Grantham Journal - Saturday 11 January 1896, page 3.

I've saved this one until last because it actually mentions the name of the brewery supplying the beer: Warwick's. Which immediately got my attention, it being a Newark brewery. Good news, because I've several price lists from them. I can check to see if they had a beer called Nut Brown Ale.

Brewery Place year beer price per barrel price (per gallon) price (per doz) pint
R. Warwick & Sons Newark 1885 X Mild Ale 36 1s
R. Warwick & Sons Newark 1885 XX Ale 42 1s 2d
R. Warwick & Sons Newark 1885 XXX Ale 48 1s 4d
R. Warwick & Sons Newark 1885 XXXX Ale 54 1s 6d
R. Warwick & Sons Newark 1885 Pale Ale 42 1s 2d
R. Warwick & Sons Newark 1885 Pale Ale 54 1s 6d
R. Warwick & Sons Newark 1885 Stout 42 1s 2d
R. Warwick & Sons Newark 1885 Stout 48 1s 4d
R. Warwick & Sons Newark 1885 Mild Ale 1s 10d
R. Warwick & Sons Newark 1885 Pale Ale 2s
R. Warwick & Sons Newark 1885 Stout 1s 10d

Apologies for not giving a source for that. I collected it several years ago when I wasn't as strict about keeping track of that sort of thing. I'm fairly sure it was from "Newark: The Bounty of Beer" by Brenda M. Pask.

No sign of anything called Nut Brown Ale there.

Nor in this slightly later advert:

Nottingham Evening Post - Wednesday 22 June 1887, page 4.

I'm pretty sure Warwicks didn't really have a beer called Nut Brown Ale. My guess is that the beer served at the supper was one of the stronger Mild Ales or the XXXX Strong Ale.

1 comment:

Alan said...

What other words are like this? "Honey coloured ramparts at your ear" says Yeats.

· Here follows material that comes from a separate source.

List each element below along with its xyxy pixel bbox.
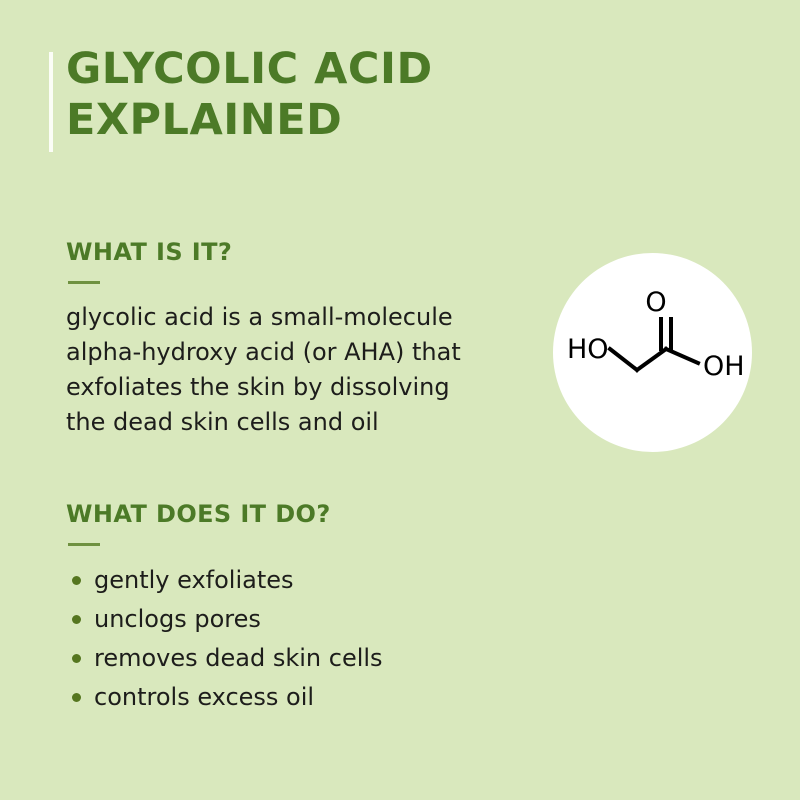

But there are many hues of honey. We are sufficiently distant from country life that grades of brown and high quality brown seems strange. Nut brown must have conveyed a meaning even if it was not a "style" - but seeing as style was invented in the 1970s that's a anachronism. It may not been a brand but does the 1800s drinker align his personal preferences as neatly with brand as we have been trained? What if nut brown is the neighbour of a word like auburn that conveys a certain prized quality but it is a quality that has been lost to our appreciation of beer?